Monken leaves St. Charles East for Metea Valley
A coach who revived a Tri-Cities football program is leaving to see if he can build one from scratch in Aurora.
After five years at St. Charles East, Ted Monken will start coaching and teaching next fall at Metea Valley. Monken will start with freshmen and sophomores for one year until the school fields a varsity team for the first time in 2010.
He'll be building a program at Metea, and he'll bring plenty of experience rebuilding one. At St. Charles East, he took over a team that had gone 1-8 the year before he got there in 2003, improved them to 4-5 the next year, then averaged 8 wins while going to the playoffs four straight seasons.
"There's a ton of mixed emotions," Monken said. "Starting with (principal) Bob Miller and (athletic director) Jerry Krieg, I don't know if I'll ever find anyone better as far as support and doing what I need to be successful. I'm going to miss those guys.
"The staff at St. Charles East has a ton of great people, kids and parents. There was a booster club, and the parents did it the right way. I didn't have parents lobby for playing time for their kids, they did what they could to help the program. The kids did a ton of work, everything I asked. It's definitely sad leaving. The place has been very good to me, but any time you take something new you have to leave something good."
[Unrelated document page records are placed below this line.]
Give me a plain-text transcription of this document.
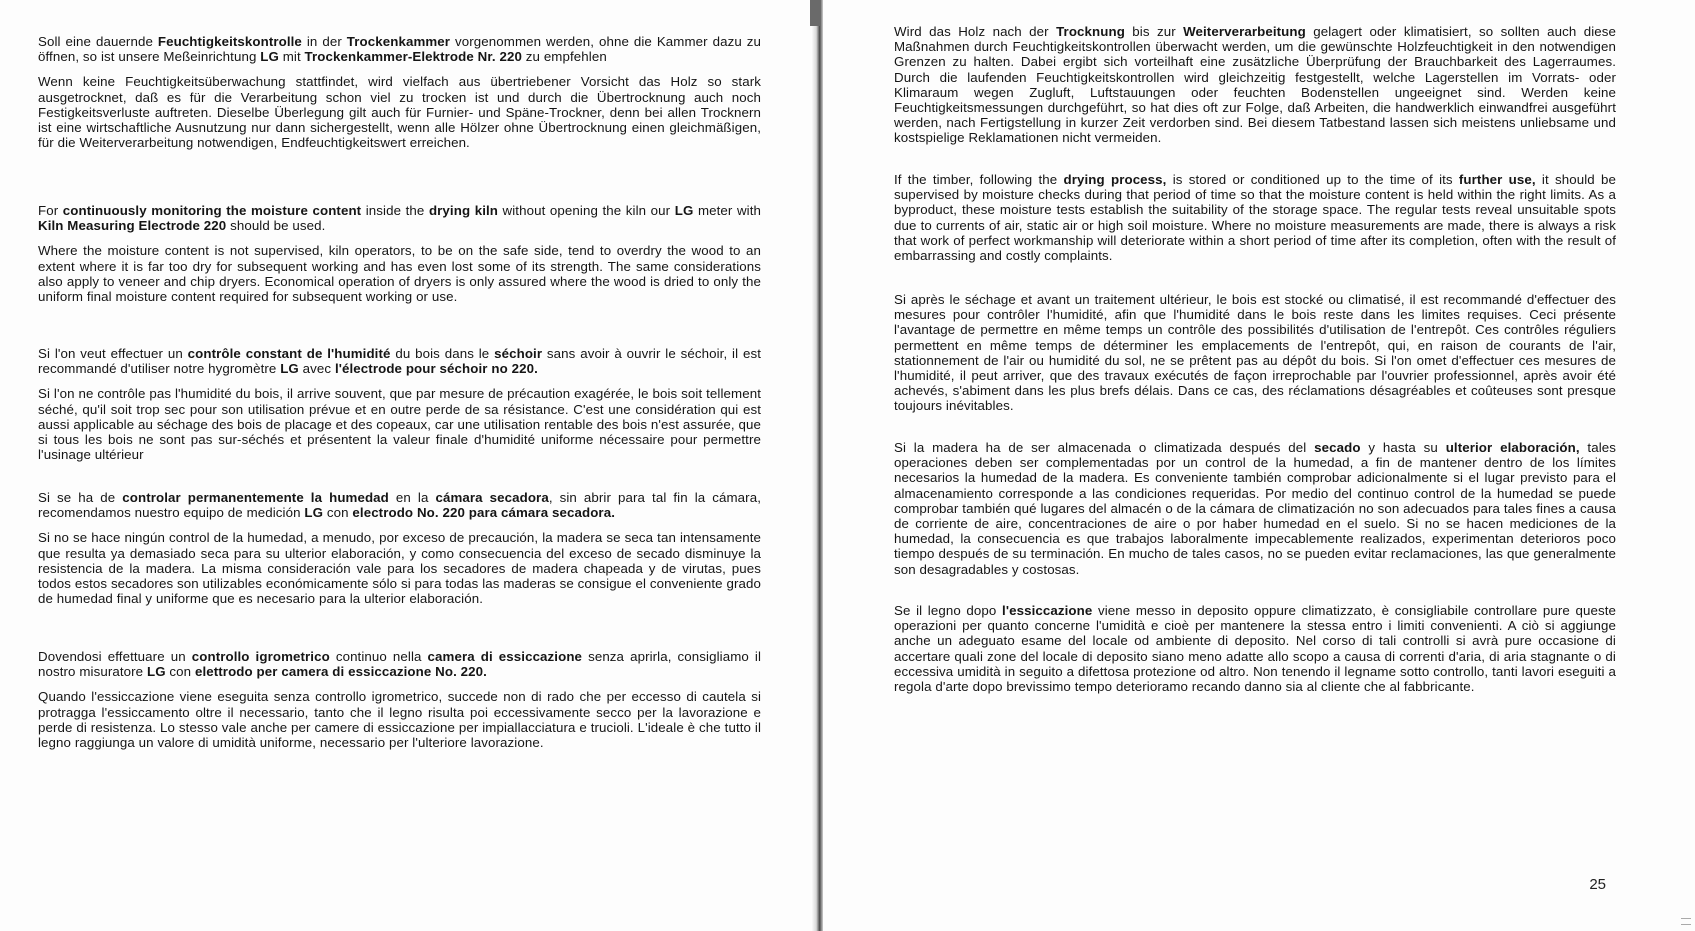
Soll eine dauernde Feuchtigkeitskontrolle in der Trockenkammer vorgenommen werden, ohne die Kammer dazu zu öffnen, so ist unsere Meßeinrichtung LG mit Trockenkammer-Elektrode Nr. 220 zu empfehlen

Wenn keine Feuchtigkeitsüberwachung stattfindet, wird vielfach aus übertriebener Vorsicht das Holz so stark ausgetrocknet, daß es für die Verarbeitung schon viel zu trocken ist und durch die Übertrocknung auch noch Festigkeitsverluste auftreten. Dieselbe Überlegung gilt auch für Furnier- und Späne-Trockner, denn bei allen Trocknern ist eine wirtschaftliche Ausnutzung nur dann sichergestellt, wenn alle Hölzer ohne Übertrocknung einen gleichmäßigen, für die Weiterverarbeitung notwendigen, Endfeuchtigkeitswert erreichen.

For continuously monitoring the moisture content inside the drying kiln without opening the kiln our LG meter with Kiln Measuring Electrode 220 should be used.

Where the moisture content is not supervised, kiln operators, to be on the safe side, tend to overdry the wood to an extent where it is far too dry for subsequent working and has even lost some of its strength. The same considerations also apply to veneer and chip dryers. Economical operation of dryers is only assured where the wood is dried to only the uniform final moisture content required for subsequent working or use.

Si l'on veut effectuer un contrôle constant de l'humidité du bois dans le séchoir sans avoir à ouvrir le séchoir, il est recommandé d'utiliser notre hygromètre LG avec l'électrode pour séchoir no 220.

Si l'on ne contrôle pas l'humidité du bois, il arrive souvent, que par mesure de précaution exagérée, le bois soit tellement séché, qu'il soit trop sec pour son utilisation prévue et en outre perde de sa résistance. C'est une considération qui est aussi applicable au séchage des bois de placage et des copeaux, car une utilisation rentable des bois n'est assurée, que si tous les bois ne sont pas sur-séchés et présentent la valeur finale d'humidité uniforme nécessaire pour permettre l'usinage ultérieur

Si se ha de controlar permanentemente la humedad en la cámara secadora, sin abrir para tal fin la cámara, recomendamos nuestro equipo de medición LG con electrodo No. 220 para cámara secadora.

Si no se hace ningún control de la humedad, a menudo, por exceso de precaución, la madera se seca tan intensamente que resulta ya demasiado seca para su ulterior elaboración, y como consecuencia del exceso de secado disminuye la resistencia de la madera. La misma consideración vale para los secadores de madera chapeada y de virutas, pues todos estos secadores son utilizables económicamente sólo si para todas las maderas se consigue el conveniente grado de humedad final y uniforme que es necesario para la ulterior elaboración.

Dovendosi effettuare un controllo igrometrico continuo nella camera di essiccazione senza aprirla, consigliamo il nostro misuratore LG con elettrodo per camera di essiccazione No. 220.

Quando l'essiccazione viene eseguita senza controllo igrometrico, succede non di rado che per eccesso di cautela si protragga l'essiccamento oltre il necessario, tanto che il legno risulta poi eccessivamente secco per la lavorazione e perde di resistenza. Lo stesso vale anche per camere di essiccazione per impiallacciatura e trucioli. L'ideale è che tutto il legno raggiunga un valore di umidità uniforme, necessario per l'ulteriore lavorazione.

Wird das Holz nach der Trocknung bis zur Weiterverarbeitung gelagert oder klimatisiert, so sollten auch diese Maßnahmen durch Feuchtigkeitskontrollen überwacht werden, um die gewünschte Holzfeuchtigkeit in den notwendigen Grenzen zu halten. Dabei ergibt sich vorteilhaft eine zusätzliche Überprüfung der Brauchbarkeit des Lagerraumes. Durch die laufenden Feuchtigkeitskontrollen wird gleichzeitig festgestellt, welche Lagerstellen im Vorrats- oder Klimaraum wegen Zugluft, Luftstauungen oder feuchten Bodenstellen ungeeignet sind. Werden keine Feuchtigkeitsmessungen durchgeführt, so hat dies oft zur Folge, daß Arbeiten, die handwerklich einwandfrei ausgeführt werden, nach Fertigstellung in kurzer Zeit verdorben sind. Bei diesem Tatbestand lassen sich meistens unliebsame und kostspielige Reklamationen nicht vermeiden.

If the timber, following the drying process, is stored or conditioned up to the time of its further use, it should be supervised by moisture checks during that period of time so that the moisture content is held within the right limits. As a byproduct, these moisture tests establish the suitability of the storage space. The regular tests reveal unsuitable spots due to currents of air, static air or high soil moisture. Where no moisture measurements are made, there is always a risk that work of perfect workmanship will deteriorate within a short period of time after its completion, often with the result of embarrassing and costly complaints.

Si après le séchage et avant un traitement ultérieur, le bois est stocké ou climatisé, il est recommandé d'effectuer des mesures pour contrôler l'humidité, afin que l'humidité dans le bois reste dans les limites requises. Ceci présente l'avantage de permettre en même temps un contrôle des possibilités d'utilisation de l'entrepôt. Ces contrôles réguliers permettent en même temps de déterminer les emplacements de l'entrepôt, qui, en raison de courants de l'air, stationnement de l'air ou humidité du sol, ne se prêtent pas au dépôt du bois. Si l'on omet d'effectuer ces mesures de l'humidité, il peut arriver, que des travaux exécutés de façon irreprochable par l'ouvrier professionnel, après avoir été achevés, s'abiment dans les plus brefs délais. Dans ce cas, des réclamations désagréables et coûteuses sont presque toujours inévitables.

Si la madera ha de ser almacenada o climatizada después del secado y hasta su ulterior elaboración, tales operaciones deben ser complementadas por un control de la humedad, a fin de mantener dentro de los límites necesarios la humedad de la madera. Es conveniente también comprobar adicionalmente si el lugar previsto para el almacenamiento corresponde a las condiciones requeridas. Por medio del continuo control de la humedad se puede comprobar también qué lugares del almacén o de la cámara de climatización no son adecuados para tales fines a causa de corriente de aire, concentraciones de aire o por haber humedad en el suelo. Si no se hacen mediciones de la humedad, la consecuencia es que trabajos laboralmente impecablemente realizados, experimentan deterioros poco tiempo después de su terminación. En mucho de tales casos, no se pueden evitar reclamaciones, las que generalmente son desagradables y costosas.

Se il legno dopo l'essiccazione viene messo in deposito oppure climatizzato, è consigliabile controllare pure queste operazioni per quanto concerne l'umidità e cioè per mantenere la stessa entro i limiti convenienti. A ciò si aggiunge anche un adeguato esame del locale od ambiente di deposito. Nel corso di tali controlli si avrà pure occasione di accertare quali zone del locale di deposito siano meno adatte allo scopo a causa di correnti d'aria, di aria stagnante o di eccessiva umidità in seguito a difettosa protezione od altro. Non tenendo il legname sotto controllo, tanti lavori eseguiti a regola d'arte dopo brevissimo tempo deterioramo recando danno sia al cliente che al fabbricante.

25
Overall, Monken had a 36-17 record in five years. The Saints went 8-3 in his final season, beating defending 7A state champion Lake Zurich in the playoffs before losing to Cary-Grove.
Besides the wins, Monken helped add excitement in the Tri-Cities. He and St. Charles North coach Mark Gould started awarding the "key to the city" every year to the winner of the North Stars-Saints game.
In the nonconference schedule, area fans were treated to Batavia-St. Charles East games the past two years and a Geneva-St. Charles East game this past year, in addition to a Vikings-Saints playoff game the year before. All those games drew huge crowds and added to the buzz surrounding high school football in the Tri-Cities.
"One of things we did was turn St. Charles East-North back into a rivalry," Monken said. "We had lost 3 straight times, it isn't much of a rivalry when they kick your tails every year. It's been great to start competing with North again."
Monken also pointed to a win over Neuqua Valley in the Saints' Upstate Eight championship season in 2007 as something he's most proud of.
"To beat Neuqua, anytime a school of 2,100 beats a school of 4,500, they were the Goliath," Monken said. "To knock those guys off is something the kids will remember forever."
Monken listed several reasons for leaving, including being closer to his home in Oswego and the opportunity to teach PE instead of math. Monken said his commute will be 11 miles instead of 20 to St. Charles, and that over five years he figures he'll save "500 hours in the car."
"Teaching PE instead of math frees up more time to focus on running a program," Monken said. "It's a big, brand new school. It's a little bigger, all the facilities are brand new. The money is a little better. I think the Indian Prairie school district has a wealth of talent. You can build a football program from scratch, from ordering the mouth pieces to blocking sleds. It's an exciting endeavor to take on."
Monken, who has two children age 5 and 6 months, said he will build his coaching staff with teachers from Waubonsie Valley and Neuqua Valley. In a couple years, the new District 204 school is expected to even the enrollments somewhat: Neuqua Valley will still be the largest at 3,800 students while both Waubonsie Valley and Matea Valley are expected to have 2,800.
Monken also looked a couple years into the future when Matea goes through what South Elgin did and fields a varsity team without any seniors.
"We'll take our lumps," Monken said. "I'm sure it will be a good homecoming in a couple years, St. Charles East will take a little pleasure pounding us and saying thanks for leaving.
"It was an opportunity I felt like I needed to look at. It wasn't one major factor, just a lot of little things put together."